Carte blanche à Claude Marquié

    1920 – 1940 : L’Art Déco à Carcassonne

    Les bouleversements provoqués par la Grande Guerre expliquent la recherche de nouvelles expressions artistiques dans l’entre-deux-guerres. À l’Art nouveau qui avait triomphé avant 1914, se substituent les arts décoratifs, en référence à une exposition de 1925, consacrée à la décoration d’intérieur. L’extension rapide du terme aux beaux-arts permet de voir que l’architecture Art déco est caractérisée par le retour à la ligne droite du néo-classicisme et à un décor moins ondulant que celui de l’Art nouveau, mais souvent coloré. Ainsi est masqué le recours au béton, armé ou précontraint, et à l’acier, qui allègent murs porteurs et façades, en élargissant les limites jusqu’alors imposées aux ouvertures.

    Un bel exemple est le théâtre Jean-Alary, véritable prouesse des architectes R. Esparseil et Oudin, qui, en 1935, réussirent à l’insérer à l’angle de deux rues, tout en le surélevant pour éviter toute impression d’étouffement. Sont évidentes la rectitude des lignes et la symétrie des ouvertures, tandis que le travertin romain, utilisé en parement, met en valeur marbres, colonnes et pilastres. Dans le prolongement du théâtre, fut réalisée « l’ancienne mairie » qui remplaça l’hôtel de ville des XVIe-XVIIe siècles.

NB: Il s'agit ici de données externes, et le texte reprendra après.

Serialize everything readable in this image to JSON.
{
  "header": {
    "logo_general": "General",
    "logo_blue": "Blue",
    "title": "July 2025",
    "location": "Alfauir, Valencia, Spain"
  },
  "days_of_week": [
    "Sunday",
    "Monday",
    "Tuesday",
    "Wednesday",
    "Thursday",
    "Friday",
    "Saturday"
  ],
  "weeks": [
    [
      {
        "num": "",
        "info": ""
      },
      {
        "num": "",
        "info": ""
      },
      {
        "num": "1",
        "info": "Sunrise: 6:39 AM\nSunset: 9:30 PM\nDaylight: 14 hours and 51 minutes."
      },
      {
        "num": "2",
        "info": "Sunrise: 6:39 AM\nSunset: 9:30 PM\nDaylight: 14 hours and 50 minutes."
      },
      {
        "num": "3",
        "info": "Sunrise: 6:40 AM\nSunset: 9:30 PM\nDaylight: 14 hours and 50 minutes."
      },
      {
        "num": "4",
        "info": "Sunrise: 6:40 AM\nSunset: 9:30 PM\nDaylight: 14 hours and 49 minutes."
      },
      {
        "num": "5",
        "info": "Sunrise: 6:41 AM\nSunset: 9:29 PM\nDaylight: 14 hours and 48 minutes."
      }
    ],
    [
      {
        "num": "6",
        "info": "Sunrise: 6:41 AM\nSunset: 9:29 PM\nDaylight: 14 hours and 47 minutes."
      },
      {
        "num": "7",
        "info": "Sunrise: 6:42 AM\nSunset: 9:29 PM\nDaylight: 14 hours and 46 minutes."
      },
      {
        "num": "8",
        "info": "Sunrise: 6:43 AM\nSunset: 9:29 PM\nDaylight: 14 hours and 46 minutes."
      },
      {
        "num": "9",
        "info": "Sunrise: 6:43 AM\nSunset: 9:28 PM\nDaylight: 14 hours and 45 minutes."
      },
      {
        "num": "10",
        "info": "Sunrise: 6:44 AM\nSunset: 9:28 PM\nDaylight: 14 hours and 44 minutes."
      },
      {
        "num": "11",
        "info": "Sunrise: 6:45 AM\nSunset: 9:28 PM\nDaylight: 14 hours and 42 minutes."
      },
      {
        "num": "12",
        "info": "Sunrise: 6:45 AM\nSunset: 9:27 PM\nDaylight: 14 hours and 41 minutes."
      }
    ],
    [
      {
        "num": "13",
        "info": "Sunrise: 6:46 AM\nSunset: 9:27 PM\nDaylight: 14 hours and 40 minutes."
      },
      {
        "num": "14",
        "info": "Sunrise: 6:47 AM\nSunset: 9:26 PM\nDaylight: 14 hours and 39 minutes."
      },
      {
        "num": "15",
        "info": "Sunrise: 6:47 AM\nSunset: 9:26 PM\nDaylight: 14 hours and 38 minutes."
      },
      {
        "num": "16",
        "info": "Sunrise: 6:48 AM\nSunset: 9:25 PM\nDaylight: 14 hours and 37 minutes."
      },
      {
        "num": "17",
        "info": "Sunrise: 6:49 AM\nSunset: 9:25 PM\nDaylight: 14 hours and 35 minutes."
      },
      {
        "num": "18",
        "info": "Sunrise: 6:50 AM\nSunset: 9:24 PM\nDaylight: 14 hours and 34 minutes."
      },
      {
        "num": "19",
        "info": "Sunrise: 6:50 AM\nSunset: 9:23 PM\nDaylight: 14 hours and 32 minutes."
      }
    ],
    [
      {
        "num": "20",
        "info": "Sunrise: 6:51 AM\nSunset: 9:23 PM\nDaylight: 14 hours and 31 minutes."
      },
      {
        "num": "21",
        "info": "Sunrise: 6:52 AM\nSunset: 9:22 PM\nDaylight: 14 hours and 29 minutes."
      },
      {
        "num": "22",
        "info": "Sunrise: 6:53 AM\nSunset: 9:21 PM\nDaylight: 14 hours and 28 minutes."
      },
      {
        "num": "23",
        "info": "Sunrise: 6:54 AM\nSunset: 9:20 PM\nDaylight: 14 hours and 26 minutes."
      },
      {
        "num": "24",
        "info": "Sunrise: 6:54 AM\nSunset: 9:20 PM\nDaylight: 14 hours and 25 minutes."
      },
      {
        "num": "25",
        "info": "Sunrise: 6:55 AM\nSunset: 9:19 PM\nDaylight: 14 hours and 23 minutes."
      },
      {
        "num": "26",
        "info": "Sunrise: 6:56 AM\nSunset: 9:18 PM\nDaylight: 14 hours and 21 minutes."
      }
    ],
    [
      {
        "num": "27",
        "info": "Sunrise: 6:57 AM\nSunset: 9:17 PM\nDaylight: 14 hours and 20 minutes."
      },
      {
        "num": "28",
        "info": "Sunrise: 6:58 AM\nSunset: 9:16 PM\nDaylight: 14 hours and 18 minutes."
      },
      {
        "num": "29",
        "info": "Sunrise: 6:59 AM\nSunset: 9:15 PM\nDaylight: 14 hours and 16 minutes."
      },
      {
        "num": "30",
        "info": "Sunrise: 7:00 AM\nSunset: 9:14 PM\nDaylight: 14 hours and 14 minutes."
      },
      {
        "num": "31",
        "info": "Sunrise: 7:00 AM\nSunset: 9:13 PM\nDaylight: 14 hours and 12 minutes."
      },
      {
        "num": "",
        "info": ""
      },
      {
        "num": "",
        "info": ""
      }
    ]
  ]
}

    L’ensemble, qui concrétisait un projet datant d’un demi-siècle, doit être porté au crédit de la municipalité animée par le docteur A. Tomey, à laquelle on doit attribuer également l’école Jean-Jaurès, inaugurée officiellement en juillet 1928 par le Président G. Doumergue. Plus grand groupe scolaire de l’époque, sa façade impressionne par ses dimensions et son apparente courbure, tandis que les pavillons d’angle sont allégés grâce à la coloration ocre rouge qui se substitue au jaune, et par les ferronneries des portails, alors que neuf panneaux de mosaïques en pâte de verre représentent des coupes d’oranges
    Cet imposant chantier, entrepris par Emile Gustave Bertrand, Audois installé à Paris, fut terminé par son fils Jean et par Paul Enderlin, (1888- 1969), qui, après les Beaux-arts parisiens avait pris la suite du cabinet Bertrand-Vidal. On doit au même architecte le cinéma Odéum (1927) avec ses 1 100 places, ses colonnes en façade, son promenoir et ses grandes ouvertures, mais aussi le collège Varsovie, ancien couvent acheté par la ville en 1905, devenu lycée de jeunes filles à la rentrée 1925 et surélevé en 1947 par Charles Bourely. Si le béton triomphe, on le masque par une décoration discrète, à l’aide de panneaux encadrant les fenêtres des étages. Ici encore, le retour à la ligne droite et la géométrie des ouvertures sont manifestes, la belle ferronnerie du portail avec ses têtes de jeunes filles étant également très Art déco.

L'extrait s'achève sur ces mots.